Comme d'ordinaire les défenseurs les plus fervents de ces thèses sont ceux qui, ayant fourni le plus d'effort pour la réussite (les fils des plus humbles souvent), attendent le plus de reconnaissance compensatrice. On ne leur en veut pas, c'est légitime. Les autres n'ayant rien à défendre pour être bien nés n'éprouvent pas le besoin d'agir vraiment. Le type le plus accompli étant l'agrégé : lourdes études longues et stressantes car aléatoires et privatives pour la plupart d'une partie du temps de l'état de jeune adulte consacré d'ordinaire à des activités plus plaisantes que la fréquentation des grimoires. Ce sont souvent les défenseurs des savoirs les plus académiques et du maintien de leur transmission par des voies magistrales archaïques prétendues avoir fait leurs preuves puisqu'elles présidèrent précisément à leur propre succès.
Ces gens se retrouvent alors, quoique destinés à la défense et illustration des humanités, en situation paradoxale, voir contradictoire, d'avoir à rouler avec les plus conservateurs en matière politique pour défendre leur statut. Situation intimement déchirante qui les rend encore plus mordants car parjures à leur vocation qui les destinait au partage de la culture avec le plus grand nombre en qualité de fils du peuple eux mêmes.

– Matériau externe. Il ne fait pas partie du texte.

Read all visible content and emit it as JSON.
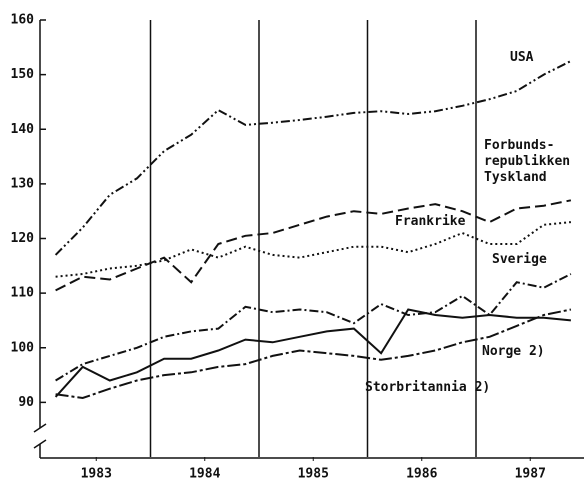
{
  "chart_data": {
    "type": "line",
    "x": [
      1983.125,
      1983.375,
      1983.625,
      1983.875,
      1984.125,
      1984.375,
      1984.625,
      1984.875,
      1985.125,
      1985.375,
      1985.625,
      1985.875,
      1986.125,
      1986.375,
      1986.625,
      1986.875,
      1987.125,
      1987.375,
      1987.625,
      1987.875
    ],
    "series": [
      {
        "name": "USA",
        "color": "#111111",
        "values": [
          117,
          122,
          128,
          131,
          136,
          139,
          143.5,
          140.8,
          141.2,
          141.7,
          142.3,
          143,
          143.3,
          142.8,
          143.3,
          144.3,
          145.5,
          147,
          150,
          152.5
        ]
      },
      {
        "name": "Forbunds-\nrepublikken\nTyskland",
        "color": "#111111",
        "values": [
          110.5,
          113,
          112.5,
          114.5,
          116.5,
          112,
          119,
          120.5,
          121,
          122.5,
          124,
          125,
          124.5,
          125.5,
          126.3,
          125,
          123,
          125.5,
          126,
          127
        ]
      },
      {
        "name": "Frankrike",
        "color": "#111111",
        "values": [
          113,
          113.5,
          114.5,
          115,
          116,
          118,
          116.5,
          118.5,
          117,
          116.5,
          117.5,
          118.5,
          118.5,
          117.5,
          119,
          121,
          119,
          119,
          122.5,
          123
        ]
      },
      {
        "name": "Sverige",
        "color": "#111111",
        "values": [
          94,
          97,
          98.5,
          100,
          102,
          103,
          103.5,
          107.5,
          106.5,
          107,
          106.5,
          104.5,
          108,
          106,
          106.5,
          109.5,
          106,
          112,
          111,
          113.5
        ]
      },
      {
        "name": "Norge 2)",
        "color": "#111111",
        "values": [
          91,
          96.5,
          94,
          95.5,
          98,
          98,
          99.5,
          101.5,
          101,
          102,
          103,
          103.5,
          99,
          107,
          106,
          105.5,
          106,
          105.5,
          105.5,
          105
        ]
      },
      {
        "name": "Storbritannia 2)",
        "color": "#111111",
        "values": [
          91.5,
          90.8,
          92.5,
          94,
          95,
          95.5,
          96.5,
          97,
          98.5,
          99.5,
          99,
          98.5,
          97.8,
          98.5,
          99.5,
          101,
          102,
          104,
          106,
          107
        ]
      }
    ],
    "xlim": [
      1983,
      1988
    ],
    "xticks": [
      {
        "value": 1983.5,
        "label": "1983"
      },
      {
        "value": 1984.5,
        "label": "1984"
      },
      {
        "value": 1985.5,
        "label": "1985"
      },
      {
        "value": 1986.5,
        "label": "1986"
      },
      {
        "value": 1987.5,
        "label": "1987"
      }
    ],
    "xgrid": [
      1984,
      1985,
      1986,
      1987
    ],
    "ylim": [
      80,
      160
    ],
    "yticks": [
      90,
      100,
      110,
      120,
      130,
      140,
      150,
      160
    ]
  }
}
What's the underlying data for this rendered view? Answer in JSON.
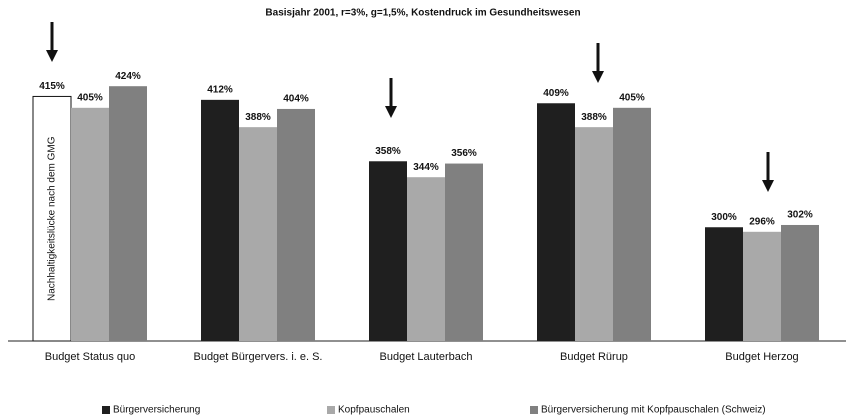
{
  "chart_data": {
    "type": "bar",
    "title": "Basisjahr 2001, r=3%, g=1,5%, Kostendruck im Gesundheitswesen",
    "categories": [
      "Budget Status quo",
      "Budget Bürgervers. i. e. S.",
      "Budget Lauterbach",
      "Budget Rürup",
      "Budget Herzog"
    ],
    "series": [
      {
        "name": "Bürgerversicherung",
        "color": "#1f1f1f",
        "colors": [
          "#ffffff",
          "#1f1f1f",
          "#1f1f1f",
          "#1f1f1f",
          "#1f1f1f"
        ],
        "values": [
          415,
          412,
          358,
          409,
          300
        ],
        "value_labels": [
          "415%",
          "412%",
          "358%",
          "409%",
          "300%"
        ]
      },
      {
        "name": "Kopfpauschalen",
        "color": "#a9a9a9",
        "values": [
          405,
          388,
          344,
          388,
          296
        ],
        "value_labels": [
          "405%",
          "388%",
          "344%",
          "388%",
          "296%"
        ]
      },
      {
        "name": "Bürgerversicherung mit Kopfpauschalen (Schweiz)",
        "color": "#808080",
        "values": [
          424,
          404,
          356,
          405,
          302
        ],
        "value_labels": [
          "424%",
          "404%",
          "356%",
          "405%",
          "302%"
        ]
      }
    ],
    "annotation": "Nachhaltigkeitslücke nach dem GMG",
    "ylim": [
      200,
      440
    ]
  }
}
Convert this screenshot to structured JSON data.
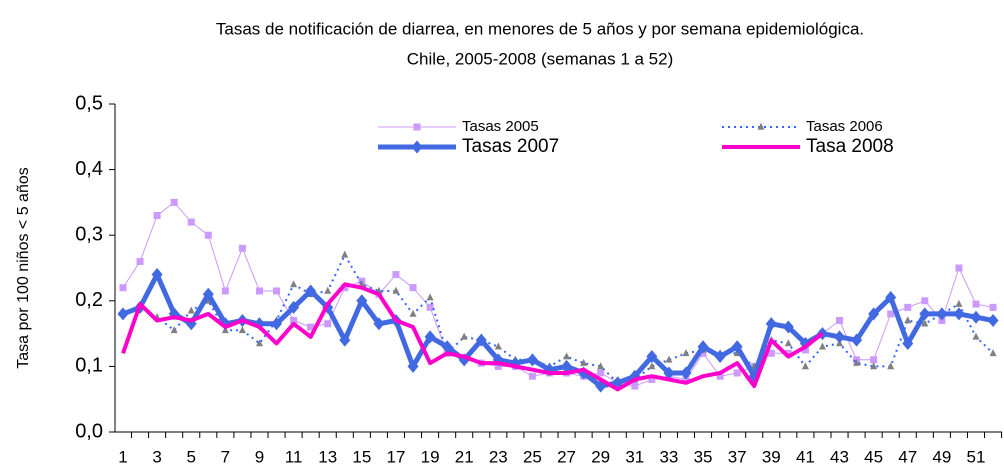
{
  "chart_data": {
    "type": "line",
    "title": "Tasas de notificación de diarrea, en menores de 5 años y por semana  epidemiológica.",
    "subtitle": "Chile,  2005-2008 (semanas 1 a 52)",
    "y_label": "Tasa por 100 niños < 5 años",
    "categories": [
      1,
      null,
      3,
      null,
      5,
      null,
      7,
      null,
      9,
      null,
      11,
      null,
      13,
      null,
      15,
      null,
      17,
      null,
      19,
      null,
      21,
      null,
      23,
      null,
      25,
      null,
      27,
      null,
      29,
      null,
      31,
      null,
      33,
      null,
      35,
      null,
      37,
      null,
      39,
      null,
      41,
      null,
      43,
      null,
      45,
      null,
      47,
      null,
      49,
      null,
      51,
      null
    ],
    "ylim": [
      0,
      0.5
    ],
    "yticks": [
      {
        "value": 0,
        "label": "0,0"
      },
      {
        "value": 0.1,
        "label": "0,1"
      },
      {
        "value": 0.2,
        "label": "0,2"
      },
      {
        "value": 0.3,
        "label": "0,3"
      },
      {
        "value": 0.4,
        "label": "0,4"
      },
      {
        "value": 0.5,
        "label": "0,5"
      }
    ],
    "grid": false,
    "series": [
      {
        "name": "Tasas 2005",
        "color": "#cc99ff",
        "marker": "square",
        "dash": false,
        "values": [
          0.22,
          0.26,
          0.33,
          0.35,
          0.32,
          0.3,
          0.215,
          0.28,
          0.215,
          0.215,
          0.17,
          0.16,
          0.165,
          0.22,
          0.23,
          0.21,
          0.24,
          0.22,
          0.19,
          0.12,
          0.11,
          0.105,
          0.1,
          0.1,
          0.085,
          0.09,
          0.09,
          0.085,
          0.09,
          0.075,
          0.07,
          0.08,
          0.085,
          0.08,
          0.12,
          0.085,
          0.09,
          0.1,
          0.12,
          0.12,
          0.125,
          0.15,
          0.17,
          0.11,
          0.11,
          0.18,
          0.19,
          0.2,
          0.17,
          0.25,
          0.195,
          0.19
        ]
      },
      {
        "name": "Tasas 2006",
        "color": "#3366ff",
        "marker_color": "#808080",
        "marker": "triangle",
        "dash": true,
        "values": [
          0.18,
          0.19,
          0.175,
          0.155,
          0.185,
          0.2,
          0.155,
          0.155,
          0.135,
          0.17,
          0.225,
          0.21,
          0.215,
          0.27,
          0.225,
          0.215,
          0.215,
          0.18,
          0.205,
          0.12,
          0.145,
          0.14,
          0.13,
          0.11,
          0.11,
          0.1,
          0.115,
          0.105,
          0.1,
          0.075,
          0.08,
          0.1,
          0.11,
          0.12,
          0.125,
          0.12,
          0.12,
          0.1,
          0.14,
          0.135,
          0.1,
          0.13,
          0.135,
          0.105,
          0.1,
          0.1,
          0.17,
          0.165,
          0.18,
          0.195,
          0.145,
          0.12
        ]
      },
      {
        "name": "Tasas 2007",
        "color": "#4169e1",
        "marker": "diamond",
        "dash": false,
        "values": [
          0.18,
          0.19,
          0.24,
          0.18,
          0.165,
          0.21,
          0.165,
          0.17,
          0.165,
          0.165,
          0.19,
          0.215,
          0.19,
          0.14,
          0.2,
          0.165,
          0.17,
          0.1,
          0.145,
          0.13,
          0.11,
          0.14,
          0.11,
          0.105,
          0.11,
          0.095,
          0.1,
          0.09,
          0.07,
          0.075,
          0.085,
          0.115,
          0.09,
          0.09,
          0.13,
          0.115,
          0.13,
          0.085,
          0.165,
          0.16,
          0.135,
          0.15,
          0.145,
          0.14,
          0.18,
          0.205,
          0.135,
          0.18,
          0.18,
          0.18,
          0.175,
          0.17
        ]
      },
      {
        "name": "Tasa 2008",
        "color": "#ff00cc",
        "marker": "none",
        "dash": false,
        "values": [
          0.12,
          0.195,
          0.17,
          0.175,
          0.17,
          0.18,
          0.16,
          0.17,
          0.16,
          0.135,
          0.165,
          0.145,
          0.195,
          0.225,
          0.22,
          0.21,
          0.17,
          0.16,
          0.105,
          0.12,
          0.115,
          0.105,
          0.105,
          0.1,
          0.095,
          0.09,
          0.09,
          0.095,
          0.08,
          0.065,
          0.08,
          0.085,
          0.08,
          0.075,
          0.085,
          0.09,
          0.105,
          0.07,
          0.14,
          0.115,
          0.13,
          0.15,
          null,
          null,
          null,
          null,
          null,
          null,
          null,
          null,
          null,
          null
        ]
      }
    ]
  }
}
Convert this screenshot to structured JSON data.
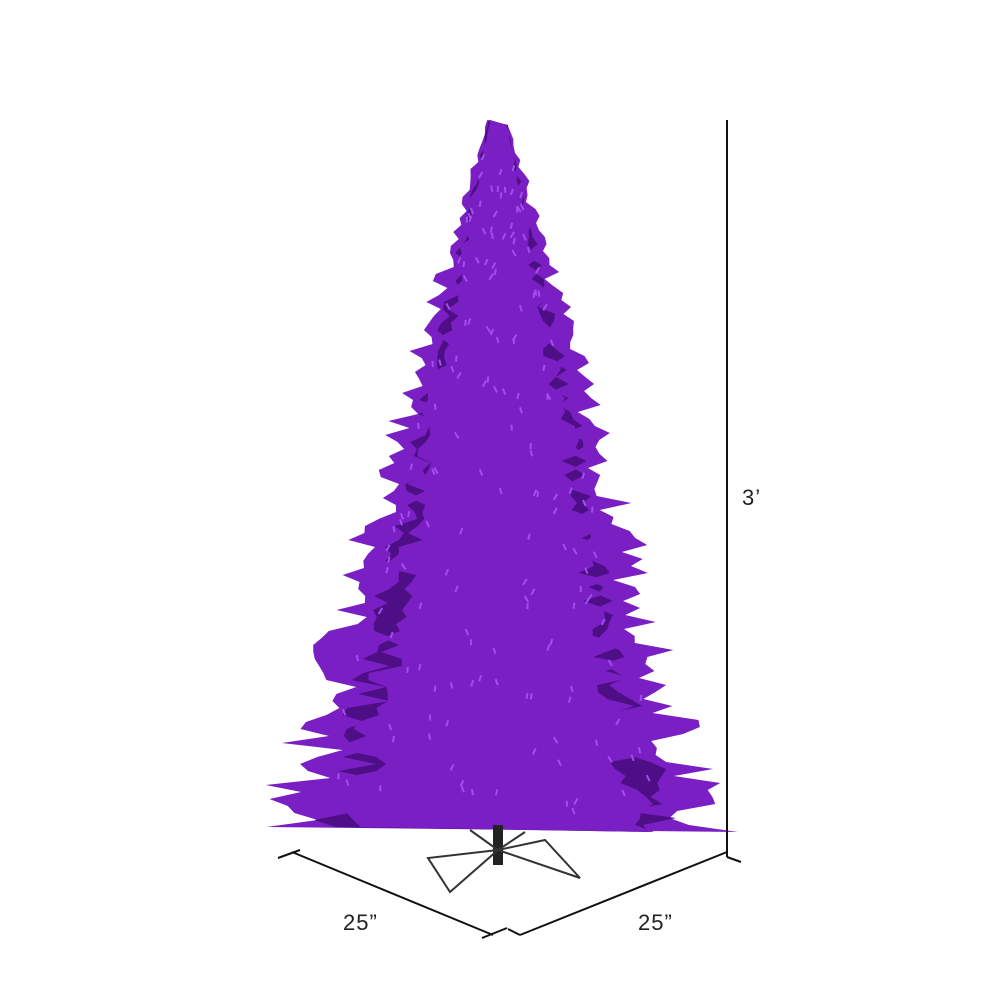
{
  "product": {
    "tree_color": "#7a1fc4",
    "tree_shadow": "#4e0f86",
    "tree_highlight": "#a24df0",
    "stand_color": "#333333"
  },
  "dimensions": {
    "height_label": "3’",
    "width_label": "25”",
    "depth_label": "25”",
    "line_color": "#111111"
  }
}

Achevons par une comparaison avec le personnel politique :
Les plus mordants, les plus vindicatifs sont la plupart du temps de même essence. Faute de sang bleu, ils se doivent d'acheter leur appartenance à l'élite à laquelle ils aspirent par plus d'engagement et parfois hélas d'outrances, à raison de l'âpre concurrence.
On vous propose alors un jeu : pour ne heurter personne ici et finir avec une pointe d'humour certes un peu pervers. Cherchez dans le personnel politique des gouvernements d'aujourd'hui et sortants ceux qui se durent de céder à ces pratiques de surenchère pour mériter leur strapontin ou leur ... trône, pour égaler ceux dont ils souhaitaient égaler l'éclat.
Ah ! Lafontaine pourquoi n'es-tu plus parmi nous, toi, tes grenouilles et des bœufs ?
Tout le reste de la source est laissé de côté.